And So To Murder by Carter Dickson (1940)

I recently acquired a few Carter Dickson’s, but after reading a few reviews was questioning whether my purchases were worth the read. But I loved the first one, the Curse of the Bronze Lamp, and as a novice Carr/Dickson reader I have no real expectations, so decided to slog it out and read on…And So to Murder…

Monica Stanton, “aged twenty-two, only child of Rev. Canon Stanton, country clergyman…had seldom in her life been allowed to venture beyond the confines of East Roystead, Herts.”, has written a salacious best-seller. Albion Films has bought the rights and hired Monica as a script writer, and she is to work under the tutelage of William Cartwright, a writer of detective stories, whom “Monica felt she would like to poison…and dance on his grave.” But when a series of attempts are made on Monica’s, it becomes apparent that it’s her grave someone wants to dance on.

Let’s start out with my only real quibble about this book. Sir Henry doesn’t appear until 2/3’s of the way through. But when you think about it, actuality this allows the focus of the story to be on the victim, the various attempts on her life, and the suspects.  Carr takes great advantage of 1940’s film-making industry clichés using it to create an imaginative plot (but then remember, I am a Carr newbie so I reserve the right to change my mind with further reads) which moves at a rapid pace. And, I believe this is another one where you may be totally fooled by who the real culprit and the motive. 

We get quirky characters such as the condescending, fast talking, studio head Tom Hackett; chain-smoking, raspy voiced script writer Tilly Parsons, and the alluring femme-fatale with nothing between the ears, actress Frances Fleur. The interactions between the characters are often rapid fire and incredibly witty, much like an actual film of the era. The sequences between the two studio executives discussing altering the events at the Battle of Waterloo to accommodate viewers’ tastes and the actors who had been cast in the lead roles are so fun, and plays more of a role in the plot than you may think!

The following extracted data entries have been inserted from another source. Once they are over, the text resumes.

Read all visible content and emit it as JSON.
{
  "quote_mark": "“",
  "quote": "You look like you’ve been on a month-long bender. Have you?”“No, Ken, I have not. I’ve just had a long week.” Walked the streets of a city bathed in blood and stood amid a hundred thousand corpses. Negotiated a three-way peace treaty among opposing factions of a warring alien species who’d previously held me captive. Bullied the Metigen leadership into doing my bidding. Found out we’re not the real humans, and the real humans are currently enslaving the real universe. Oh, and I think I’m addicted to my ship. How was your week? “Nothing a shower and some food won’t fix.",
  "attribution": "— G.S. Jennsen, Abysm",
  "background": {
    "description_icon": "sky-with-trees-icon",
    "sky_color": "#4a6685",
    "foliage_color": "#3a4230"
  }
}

This may be one of Carr’s more lightweight stories, but I’m so glad that I didn’t give up and cast it in the charity bin. While it’s not brilliant, it was a fun, enjoyable read.

And thank you JJ @ The Invisible Event for giving “me hope for the future…of my Carr reading list”. 

My Judgement– 4/5

Prior Rulings– JJ @ The Invisible Event, The Puzzle Doctor @ In Search of the Classic Crime Novel 

One thought on “And So To Murder by Carter Dickson (1940)

  1. I’m really pleased you enjoyed this one; having been dreading it myself on account of its reputation, I was pleasantly surprised to find it such a good little puzzle (and so atmospheric, too). Carr undoubtedly wrote more convoluted and classic examples of the form, but as an early example of his work you could do a helluva lot worse. Onwards and upwards from here!